Où s’arrête le don de soi et où commence la perte de contrôle ?
16 avril 2026
L’abandon sexuel est souvent vendu comme une évidence romantique, un saut dans le vide sans filet. Pourtant, pour beaucoup, « se donner » ressemble moins à une libération qu’à une reddition. Dans l’intimité, la frontière entre le lâcher-prise et la perte de soi est poreuse. La peur de l’abandon n’est pas seulement celle d’être quitté, c’est celle de voir ses propres contours se dissoudre dans le désir de l’autre, de céder une souveraineté chèrement acquise au profit d’un plaisir qui nous dépossède.
La souveraineté au cœur du don
L’erreur fondamentale consiste à opposer l’abandon et le pouvoir. On imagine que pour se donner totalement, il faut devenir passif, malléable, voire s’effacer.
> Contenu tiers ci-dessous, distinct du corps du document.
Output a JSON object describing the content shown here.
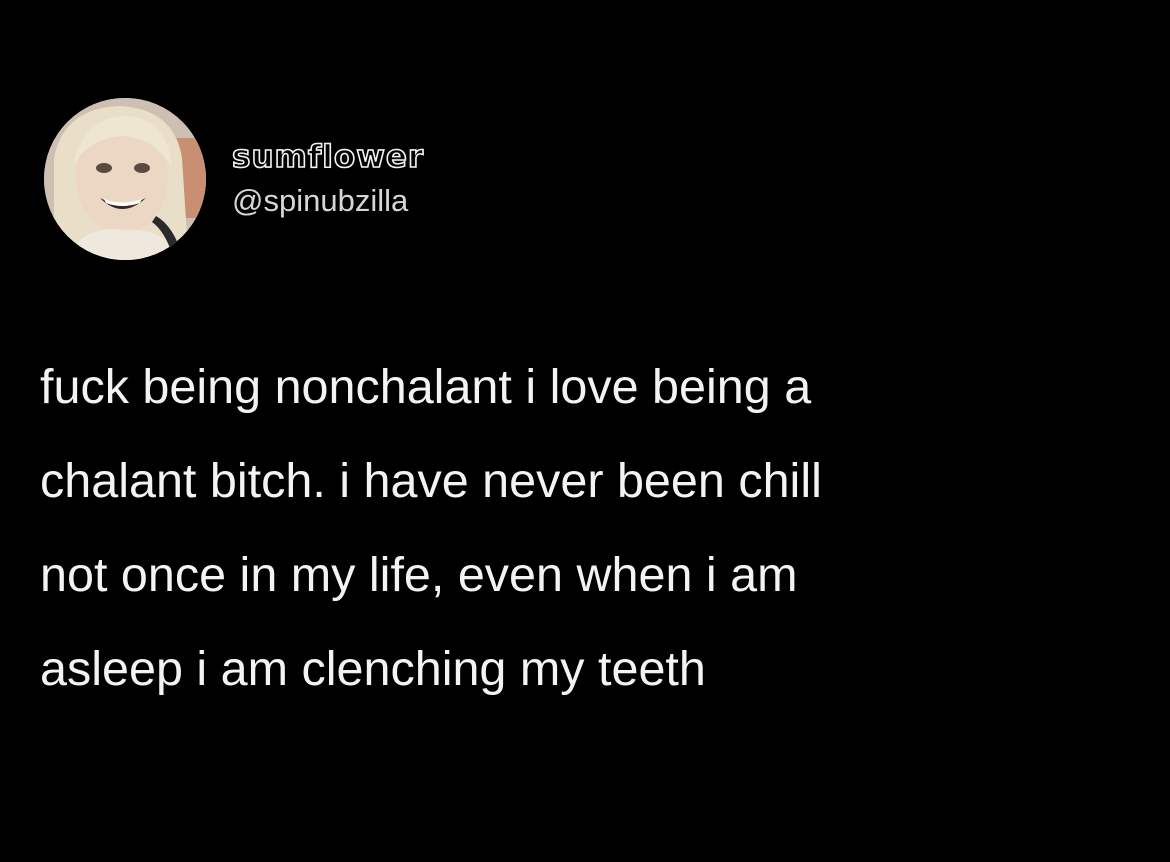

Or, le véritable abandon n’est pas une démission, mais un acte de présence radicale. Apprendre à lâcher prise sans se perdre, c’est comprendre que le « don » n’est pas une perte de substance, mais une extension de soi. Pour ne pas avoir l’impression de céder son identité, il faut que l’ancrage intérieur soit solide : on ne peut se donner que si l’on s’appartient déjà. Sans cette possession de soi préalable, l’intimité devient une menace d’invasion. L’équilibre réside dans cette tension constante : être assez sûr de ses limites pour oser les franchir, et assez conscient de sa valeur pour ne pas la laisser dépendre de la validation du partenaire.
La sécurité comme socle de l’audace
Le lâcher-prise n’est pas un interrupteur que l’on actionne, mais plutôt un climat que l’on cultive. En effet, le sentiment de perdre son pouvoir survient souvent lorsque le cadre de la rencontre est flou ou, au contraire, imposé par des scripts extérieurs. C’est pourquoi il faut concevoir le consentement comme une architecture : loin d’être un frein, le cadre, définissant ce que l’on veut, ce que l’on refuse et ce que l’on explore est précisément ce qui permet l’ivresse. Autrement dit, c’est parce que les balises sont claires que l’on peut enfin se permettre de fermer les yeux. Par ailleurs, cet abandon réussi implique nécessairement un retour à soi et une reconnexion à sa propre sensorialité. Ainsi, au lieu de se focaliser uniquement sur le plaisir de l’autre ou sur l’image que l’on renvoie, on revient à l’écoute de sa propre chair. En somme, l’abandon n’est pas une soumission à l’autre, mais une alliance avec ses propres sensations.
La fin de la dette érotique
Se perdre commence souvent là où naît le sentiment de « devoir ». Quand la sexualité est vécue comme une dette ou une performance visant à satisfaire l’autre au détriment de ses propres rythmes, le don devient une aliénation. Sortir de ce piège demande de redéfinir l’acte : donner du plaisir ne doit jamais être un sacrifice de son propre confort. Le véritable équilibre de l’abandon se trouve dans la réciprocité des vulnérabilités. Lorsque les deux partenaires acceptent de montrer leur fragilité, le pouvoir s’évapore au profit d’une fluidité où personne ne domine, car chacun est occupé à habiter pleinement l’instant. En cessant de voir le sexe comme un terrain de conquête ou de reddition, on découvre qu’il est possible de s’ouvrir totalement sans jamais laisser la porte ouverte au pillage de son identité.